Publication

Long-term follow-up of patients with follicular lymphoma receiving single-agent rituximab at two different schedules in trial SAKK 35/98

Journal Paper/Review - Aug 9, 2010

Units
PubMed
Doi

Citation
Martinelli G, Zucca E, Dietrich P, Lohri A, Vorobiof D, Heizmann M, Stahel R, Stupp R, Okkinga E, Bassi S, Hess U, Cerny T, Utiger U, Schmitz S, Ghielmini M. Long-term follow-up of patients with follicular lymphoma receiving single-agent rituximab at two different schedules in trial SAKK 35/98. J Clin Oncol 2010; 28:4480-4.
Type
Journal Paper/Review (English)
Journal
J Clin Oncol 2010; 28
Publication Date
Aug 9, 2010
Issn Electronic
1527-7755
Pages
4480-4
Brief description/objective

PURPOSE
We report the long-term results of a randomized clinical trial comparing induction therapy with once per week for 4 weeks single-agent rituximab alone versus induction followed by 4 cycles of maintenance therapy every 2 months in patients with follicular lymphoma.

PATIENTS AND METHODS
Patients (prior chemotherapy 138; chemotherapy-naive 64) received single-agent rituximab and if nonprogressive, were randomly assigned to no further treatment (observation) or four additional doses of rituximab given at 2-month intervals (prolonged exposure).

RESULTS
At a median follow-up of 9.5 years and with all living patients having been observed for at least 5 years, the median event-free survival (EFS) was 13 months for the observation and 24 months for the prolonged exposure arm (P < .001).
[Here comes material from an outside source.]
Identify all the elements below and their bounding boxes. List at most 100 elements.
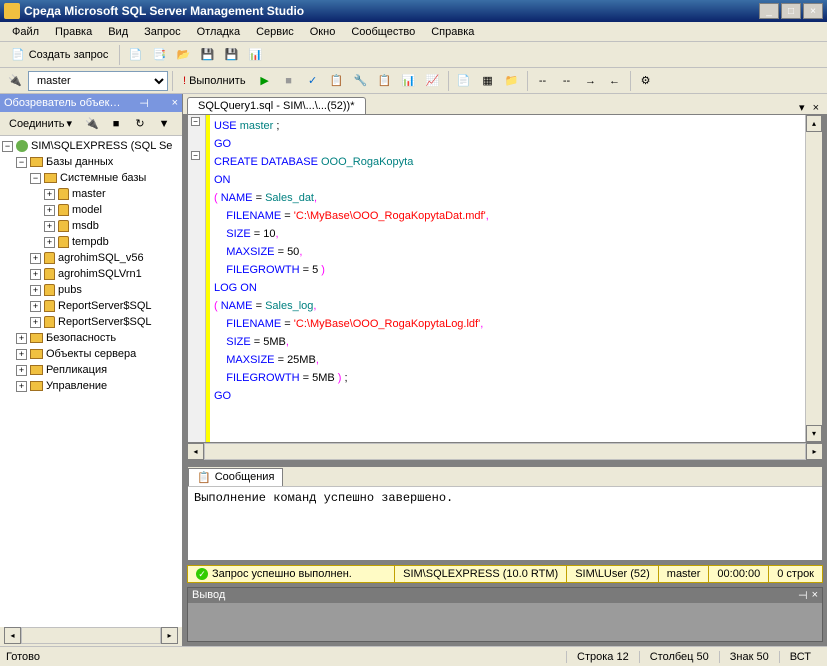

In the observation arm, patients without events at 8 years were 5%, while in the prolonged exposure arm they were 27%. Of previously untreated patients receiving prolonged treatment after responding to rituximab induction, at 8 years 45% were still without event. The only favorable prognostic factor for EFS in a multivariate Cox regression was the prolonged rituximab schedule (hazard ratio, 0.59; 95% CI, 0.39 to 0.88; P = .009), whereas being chemotherapy naive, presenting with stage lower than IV, and showing a VV phenotype at position 158 of the Fc-gamma RIIIA receptor were not of independent prognostic value. No long-term toxicity potentially due to rituximab was observed.

CONCLUSION
An important proportion of patients experienced long-term remission after prolonged exposure to rituximab, particularly if they had no prior treatment and responded to rituximab induction.